É um grandiosíssimo pé no saco essa erotização dos seios femininos. A política do instagram não proíbe mamilos, proíbe mamilos femininos. A objetificação dos seios está enraizada na nossa cultura a tal ponto, que amamentar em público se tornou algo polêmico e sexualizado. Segundo Maria Lucia Homem, psicanalista e professora do núcleo Diversitas da USP: O peito é o primeiro objeto da relação humana com o outro (entre o bebê e a mãe). Após a amamentação, o seio sobe a um patamar assexuado de "seio de mãe" e não mais de mulher. Isso reforça o estereótipo de seio de mulher erotizado (duro e firme) dissociado do seio de mãe (mole e caído).
A ideia do patriarcado é a seguinte: o corpo feminino é sexual e tem função de agradar ao homem. Portanto é seu patrimônio, propriedade. Nas culturas que o corpo feminino é retratado de forma mais natural, ligada a natureza (indígenas e africanas por ex.) o seio também é visto de forma natural. Entretanto, "quando os corpos (e os seios) femininos são considerados propriedades públicas, a legislação se sente no direito de censurá-los" (Thaís Matos Pinheiro).
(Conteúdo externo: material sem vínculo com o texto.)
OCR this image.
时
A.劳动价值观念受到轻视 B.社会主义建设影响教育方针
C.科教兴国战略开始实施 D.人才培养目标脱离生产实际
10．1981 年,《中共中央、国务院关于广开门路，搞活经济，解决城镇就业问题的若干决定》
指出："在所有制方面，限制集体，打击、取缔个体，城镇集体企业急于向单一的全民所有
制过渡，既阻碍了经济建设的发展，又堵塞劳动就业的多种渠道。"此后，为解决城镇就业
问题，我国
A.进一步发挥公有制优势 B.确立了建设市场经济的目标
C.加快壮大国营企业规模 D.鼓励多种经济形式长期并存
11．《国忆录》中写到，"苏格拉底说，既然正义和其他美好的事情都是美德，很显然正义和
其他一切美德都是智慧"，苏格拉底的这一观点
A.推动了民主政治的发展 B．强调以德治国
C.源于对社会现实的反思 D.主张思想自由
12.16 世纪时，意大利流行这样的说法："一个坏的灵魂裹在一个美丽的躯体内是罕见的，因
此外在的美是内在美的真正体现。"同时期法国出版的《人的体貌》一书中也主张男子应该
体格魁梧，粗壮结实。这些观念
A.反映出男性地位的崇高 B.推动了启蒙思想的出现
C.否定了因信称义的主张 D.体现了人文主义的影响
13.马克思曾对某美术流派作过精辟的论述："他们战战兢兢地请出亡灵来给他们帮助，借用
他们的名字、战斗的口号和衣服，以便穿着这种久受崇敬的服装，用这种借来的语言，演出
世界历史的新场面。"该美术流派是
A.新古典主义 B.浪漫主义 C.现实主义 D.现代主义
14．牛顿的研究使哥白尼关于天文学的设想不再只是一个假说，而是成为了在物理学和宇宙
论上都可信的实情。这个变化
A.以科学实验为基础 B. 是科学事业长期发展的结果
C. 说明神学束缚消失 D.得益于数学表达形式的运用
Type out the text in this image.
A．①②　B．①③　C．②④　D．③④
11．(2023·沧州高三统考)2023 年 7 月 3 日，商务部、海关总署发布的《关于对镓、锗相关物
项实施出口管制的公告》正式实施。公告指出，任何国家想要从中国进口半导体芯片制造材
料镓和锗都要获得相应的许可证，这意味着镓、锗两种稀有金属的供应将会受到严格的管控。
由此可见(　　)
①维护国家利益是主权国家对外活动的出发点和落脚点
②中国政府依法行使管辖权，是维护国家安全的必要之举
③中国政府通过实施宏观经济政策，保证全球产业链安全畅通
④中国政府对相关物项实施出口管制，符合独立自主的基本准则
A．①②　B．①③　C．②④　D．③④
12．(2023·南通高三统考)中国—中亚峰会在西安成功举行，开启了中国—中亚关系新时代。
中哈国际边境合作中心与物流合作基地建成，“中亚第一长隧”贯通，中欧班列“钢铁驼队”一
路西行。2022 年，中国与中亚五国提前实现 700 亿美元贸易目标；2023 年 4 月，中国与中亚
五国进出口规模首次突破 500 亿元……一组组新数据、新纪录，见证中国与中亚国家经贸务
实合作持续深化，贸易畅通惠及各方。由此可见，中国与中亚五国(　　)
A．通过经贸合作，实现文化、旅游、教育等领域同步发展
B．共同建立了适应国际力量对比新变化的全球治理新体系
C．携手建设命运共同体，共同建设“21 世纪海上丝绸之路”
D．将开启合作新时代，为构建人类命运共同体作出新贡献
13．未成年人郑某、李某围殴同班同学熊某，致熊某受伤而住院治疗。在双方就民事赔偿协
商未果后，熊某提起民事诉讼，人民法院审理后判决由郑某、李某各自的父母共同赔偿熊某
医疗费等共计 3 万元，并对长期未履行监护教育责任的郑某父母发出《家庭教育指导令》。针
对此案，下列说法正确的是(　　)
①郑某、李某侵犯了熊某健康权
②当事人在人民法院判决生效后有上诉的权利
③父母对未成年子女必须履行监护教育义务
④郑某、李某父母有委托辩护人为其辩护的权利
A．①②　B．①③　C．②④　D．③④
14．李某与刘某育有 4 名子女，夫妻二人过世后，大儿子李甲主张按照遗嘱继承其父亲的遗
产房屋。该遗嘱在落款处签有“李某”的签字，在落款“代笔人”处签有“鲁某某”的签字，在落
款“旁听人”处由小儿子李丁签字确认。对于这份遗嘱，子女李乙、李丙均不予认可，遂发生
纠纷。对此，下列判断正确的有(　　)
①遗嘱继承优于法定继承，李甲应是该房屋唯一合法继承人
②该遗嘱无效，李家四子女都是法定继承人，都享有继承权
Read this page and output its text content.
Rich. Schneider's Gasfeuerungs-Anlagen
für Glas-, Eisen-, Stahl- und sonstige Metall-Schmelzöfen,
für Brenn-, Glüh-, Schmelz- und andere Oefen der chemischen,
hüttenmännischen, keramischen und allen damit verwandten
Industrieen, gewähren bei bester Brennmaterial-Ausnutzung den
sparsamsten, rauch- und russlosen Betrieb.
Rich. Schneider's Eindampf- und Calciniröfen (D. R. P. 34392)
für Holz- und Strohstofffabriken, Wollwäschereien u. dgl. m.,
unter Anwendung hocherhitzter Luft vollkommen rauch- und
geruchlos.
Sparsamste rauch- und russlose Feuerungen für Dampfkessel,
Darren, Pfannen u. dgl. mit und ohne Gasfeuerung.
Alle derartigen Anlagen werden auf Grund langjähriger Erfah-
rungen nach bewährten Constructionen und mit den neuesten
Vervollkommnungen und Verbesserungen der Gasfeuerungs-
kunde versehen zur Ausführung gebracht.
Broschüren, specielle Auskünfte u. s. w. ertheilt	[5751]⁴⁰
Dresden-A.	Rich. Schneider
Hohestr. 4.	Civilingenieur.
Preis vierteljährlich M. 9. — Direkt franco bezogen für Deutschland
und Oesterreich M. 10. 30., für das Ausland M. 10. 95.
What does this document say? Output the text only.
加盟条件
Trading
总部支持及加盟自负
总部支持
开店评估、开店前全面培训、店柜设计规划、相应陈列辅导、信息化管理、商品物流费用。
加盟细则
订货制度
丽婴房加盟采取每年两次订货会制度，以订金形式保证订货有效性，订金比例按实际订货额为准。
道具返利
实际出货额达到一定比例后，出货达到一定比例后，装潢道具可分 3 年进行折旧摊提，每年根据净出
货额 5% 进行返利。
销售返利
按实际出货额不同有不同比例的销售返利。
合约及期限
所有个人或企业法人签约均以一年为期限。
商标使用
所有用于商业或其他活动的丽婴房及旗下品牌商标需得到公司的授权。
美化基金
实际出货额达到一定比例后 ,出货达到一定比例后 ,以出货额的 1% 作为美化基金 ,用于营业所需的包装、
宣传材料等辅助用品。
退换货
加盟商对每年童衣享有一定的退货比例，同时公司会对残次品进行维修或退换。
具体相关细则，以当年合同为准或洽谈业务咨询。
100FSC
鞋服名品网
Além disso, existe a associação religiosa à imoralidade. A história das civilizações (principalmente europeias) perpassam por uma demonização do prazer feminino, onde ele é associado ao pecado, portanto é condenado e deve ser mantido longe dos olhos alheios. No Brasil, trocamos a naturalidade dos nossos corpos, memória dos ancestrais indígenas pelo pecado carnal português. E fica cada vez pior. Exceto no carnaval. Sexualizar e comercializar o corpo feminino no carnaval pode. Alimenta a fantasia sexual masculina. O que não pode são mulheres tomando sol com esses mesmos corpos livres na praia. Gozado né?
Aqui as mulheres geralmente exibem biquínis enormes mas em compensação são adeptas de peitinhos al aire. O tipo de educação que a gente recebe faz a gente ver isso com normalidade ou não (inclusive as crianças). Ninguém ficando "secando" o peito de ninguém, nem rindo, nem fazendo foto, muito menos se comparando. São só corpos naturais curtindo um dia de praia. Esse não é um diálogo sobre feminismo (equidade de direitos sociais e políticos) ou sobre empoderamento (consciência coletiva em forma de ações contra o machismo). Faço minhas as palavras de Joice Berth para explicar:

"Feminismo é uma luta por emancipação de um sistema que oprime até a morte. Exige muito de quem se coloca nessa posição. Exige muito mais do que proclamar que uma nudez é sinônimo de liberdade, inclusive é bom questionar também o que significa liberdade do corpo. Quando falamos de opressões como o machismo e o racismo, falamos de relações de poder hierárquicas, pautadas em uma pirâmide social. Homens, brancos, héteros e cisnormativos ficam no topo dessa pirâmide. Abaixo estão as outras categorias, como mulheres, pessoas negras, etc. Empoderamento é sobre subverter estruturas de poder. A nudez não subverte essas estruturas– e, por isso, não empodera."
Por mais que seja comum associar os termos, são coisas diferentes. E reafirmo mais uma vez, que isso pode confundir meninas em formação. Se elas acreditarem que a nudez é empoderamento, podem ficar expostas a situações que não estão preparadas para lidar (como assédio e abuso). Esse texto é sobre autoconhecimento, aceitação, cultura e naturalização dos corpos femininos. A nudez pode ser uma construção dentro da sua relação com seu corpo. E falar disso sem levar em consideração a existência de privilégios e desigualdades seria irresponsável da minha parte. Quando usamos a nudez sob uma perspectiva errada, nós fortalecemos o sistema opressor.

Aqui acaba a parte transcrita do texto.